The shippers in question operate to ‘just in time’ production cycles and their normal logistics provision focuses on transporting freight by truck to and from the UK using cross-Channel ferries and Eurotunnel.
Uplift in enquiries
UK-registered cargo airline CargoLogicAir is also fielding a number of
“We are monitoring developments closely and talking to our customers about their potential requirements to maintain the resilience of their supply chains, particularly if they start to encounter border disruption or delays,” CEO David Kerr says. “There is clearly a recognition that air cargo can provide the predictability they need and, as the UK’s only maindeck cargo airline, CargoLogicAir expects to play an important role in supporting the growth of British businesses and our economy as well as ensuring international companies trading with the UK can do so with confidence.
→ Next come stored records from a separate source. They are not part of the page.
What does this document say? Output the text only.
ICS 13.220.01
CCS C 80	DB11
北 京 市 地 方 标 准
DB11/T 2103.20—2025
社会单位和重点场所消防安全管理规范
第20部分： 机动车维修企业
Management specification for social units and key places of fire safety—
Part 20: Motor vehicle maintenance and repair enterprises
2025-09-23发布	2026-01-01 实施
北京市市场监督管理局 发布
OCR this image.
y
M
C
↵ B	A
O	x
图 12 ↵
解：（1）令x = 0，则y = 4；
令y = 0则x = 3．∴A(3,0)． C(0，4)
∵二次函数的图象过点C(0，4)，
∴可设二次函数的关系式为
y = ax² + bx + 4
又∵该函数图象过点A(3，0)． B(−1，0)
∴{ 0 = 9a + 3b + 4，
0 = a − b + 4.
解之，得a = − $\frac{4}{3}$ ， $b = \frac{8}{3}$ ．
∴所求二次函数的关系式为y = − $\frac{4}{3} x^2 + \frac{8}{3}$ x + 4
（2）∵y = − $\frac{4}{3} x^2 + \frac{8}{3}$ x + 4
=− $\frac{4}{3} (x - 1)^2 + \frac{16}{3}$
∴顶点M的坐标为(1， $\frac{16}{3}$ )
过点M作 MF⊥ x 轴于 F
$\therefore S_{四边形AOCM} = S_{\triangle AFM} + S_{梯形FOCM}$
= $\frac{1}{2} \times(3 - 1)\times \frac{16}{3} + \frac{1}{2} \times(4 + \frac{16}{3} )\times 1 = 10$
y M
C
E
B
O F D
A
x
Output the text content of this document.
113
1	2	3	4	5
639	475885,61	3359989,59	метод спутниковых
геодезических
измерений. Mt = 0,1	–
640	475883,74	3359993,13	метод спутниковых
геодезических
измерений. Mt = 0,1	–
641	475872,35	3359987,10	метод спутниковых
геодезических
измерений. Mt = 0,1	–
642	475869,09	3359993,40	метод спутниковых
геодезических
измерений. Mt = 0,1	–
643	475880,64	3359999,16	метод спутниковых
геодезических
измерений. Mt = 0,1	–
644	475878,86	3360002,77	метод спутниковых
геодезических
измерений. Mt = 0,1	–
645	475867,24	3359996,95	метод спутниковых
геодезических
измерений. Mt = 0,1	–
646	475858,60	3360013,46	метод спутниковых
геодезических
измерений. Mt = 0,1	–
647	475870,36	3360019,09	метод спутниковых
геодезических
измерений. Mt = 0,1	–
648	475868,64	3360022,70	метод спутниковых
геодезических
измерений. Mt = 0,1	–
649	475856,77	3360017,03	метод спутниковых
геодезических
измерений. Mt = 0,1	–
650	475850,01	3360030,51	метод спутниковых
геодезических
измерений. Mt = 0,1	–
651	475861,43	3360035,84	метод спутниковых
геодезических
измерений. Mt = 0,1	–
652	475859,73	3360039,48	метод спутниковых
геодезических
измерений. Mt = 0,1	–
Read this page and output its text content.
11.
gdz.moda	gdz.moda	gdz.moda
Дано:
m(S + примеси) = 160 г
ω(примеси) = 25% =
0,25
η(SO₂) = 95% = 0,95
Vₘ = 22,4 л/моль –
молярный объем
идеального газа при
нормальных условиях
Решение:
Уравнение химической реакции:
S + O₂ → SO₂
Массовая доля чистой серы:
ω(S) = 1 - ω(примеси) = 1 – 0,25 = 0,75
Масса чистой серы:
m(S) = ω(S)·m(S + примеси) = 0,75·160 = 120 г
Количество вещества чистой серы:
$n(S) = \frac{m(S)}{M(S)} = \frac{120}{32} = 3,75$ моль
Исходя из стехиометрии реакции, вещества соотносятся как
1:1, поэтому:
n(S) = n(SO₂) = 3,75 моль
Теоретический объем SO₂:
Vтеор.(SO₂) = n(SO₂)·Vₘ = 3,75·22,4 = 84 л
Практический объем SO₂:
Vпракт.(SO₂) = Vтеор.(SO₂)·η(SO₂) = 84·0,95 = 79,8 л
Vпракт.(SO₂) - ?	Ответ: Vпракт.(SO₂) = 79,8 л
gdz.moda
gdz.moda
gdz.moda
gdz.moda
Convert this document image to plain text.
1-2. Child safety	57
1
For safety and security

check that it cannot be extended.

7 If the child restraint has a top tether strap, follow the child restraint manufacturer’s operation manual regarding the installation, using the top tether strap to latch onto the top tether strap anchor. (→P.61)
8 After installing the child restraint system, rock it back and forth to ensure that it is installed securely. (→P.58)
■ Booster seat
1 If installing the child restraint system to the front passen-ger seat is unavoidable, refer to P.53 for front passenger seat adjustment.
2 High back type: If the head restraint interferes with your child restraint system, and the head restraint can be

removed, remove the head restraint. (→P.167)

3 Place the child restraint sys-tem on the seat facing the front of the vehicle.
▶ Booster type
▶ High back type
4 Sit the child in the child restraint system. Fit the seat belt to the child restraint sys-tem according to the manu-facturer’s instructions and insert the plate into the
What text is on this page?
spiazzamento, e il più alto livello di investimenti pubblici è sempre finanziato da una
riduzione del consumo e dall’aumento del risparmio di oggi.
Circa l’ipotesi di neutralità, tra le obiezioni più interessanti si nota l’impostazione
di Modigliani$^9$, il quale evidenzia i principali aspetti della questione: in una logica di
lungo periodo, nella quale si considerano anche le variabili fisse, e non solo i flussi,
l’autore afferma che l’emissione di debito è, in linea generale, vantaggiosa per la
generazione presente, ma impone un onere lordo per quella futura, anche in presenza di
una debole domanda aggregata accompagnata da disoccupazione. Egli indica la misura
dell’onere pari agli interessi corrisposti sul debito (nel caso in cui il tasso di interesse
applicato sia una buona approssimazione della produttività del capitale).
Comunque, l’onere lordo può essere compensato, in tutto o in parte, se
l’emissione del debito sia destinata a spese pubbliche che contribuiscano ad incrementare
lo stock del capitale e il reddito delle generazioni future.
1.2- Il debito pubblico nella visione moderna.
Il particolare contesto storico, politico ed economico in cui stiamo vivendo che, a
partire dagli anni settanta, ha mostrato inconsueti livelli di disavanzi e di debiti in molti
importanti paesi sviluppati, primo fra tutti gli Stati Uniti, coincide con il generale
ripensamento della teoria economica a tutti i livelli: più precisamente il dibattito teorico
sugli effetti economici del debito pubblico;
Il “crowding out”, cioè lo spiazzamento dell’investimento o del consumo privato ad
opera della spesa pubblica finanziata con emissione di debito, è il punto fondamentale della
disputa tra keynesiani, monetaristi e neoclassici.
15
Based on the current situation, it is clear we will be able to fly to and from Europe and other key markets, but we must be able to do so as efficiently as possible.
Kerr emphasises that CargoLogicAir is hoping that the decision made regarding the air services agreement between the UK and EU will be in favour of the most liberal aviation policy, protecting market access and the best interests of all parties that rely on the speed and reliability of air cargo.
“Our commitment to supporting the import and export trade relationships the UK has with the rest of the world and our plans for further fleet and network growth are unchanged and remain our priority as we continue to provide fast and dependable all-cargo capacity connecting major markets in Europe, the Americas and Asia Pacific.”
Evolution Time Critical (ETC), a leading specialist in emergency logistics for the automotive industry, is another company mulling the likely impact of a no-deal Brexit on freight flows.
“We’re consulting closely with our manufacturing contacts and industry trade bodies and while they all recognise air cargo to be a flexible, speedy and established solution in emergency logistics situations, most consider the current balance of factors doesn’t suggest the mass adoption of air freight as an economically proportionate or necessary contingency,” a spokesperson explains.
“Instead, careful and proactive supply chain analysis and mitigation planning suggests the vast majority of production material will continue via road, with air facilitating smaller volumes of time-critical parts as it has done previously.”
But he says air cargo capacity is only part of the equation.
“Perhaps more important is the form post-Brexit customs regulations will take, as many of the smaller airports favoured for emergency logistics may not have implemented the required customs systems and infrastructure, meaning that flights must leave Europe via larger but more-congested hubs. Evolution is used to managing complex customs processes and it comes down to familiarity and preparedness. Again, it’s more about rigorous analysis and planning than throwing money at air cargo that may not even deliver the required solution.”
One senior freight forwarding source close to the UK government says all efforts are now being made within his organisation to prepare for a no-deal scenario, even if the efforts ultimately prove unnecessary. “Will we be ready?” he questions. “We will certainly be more ready than if we were not making these preparations.”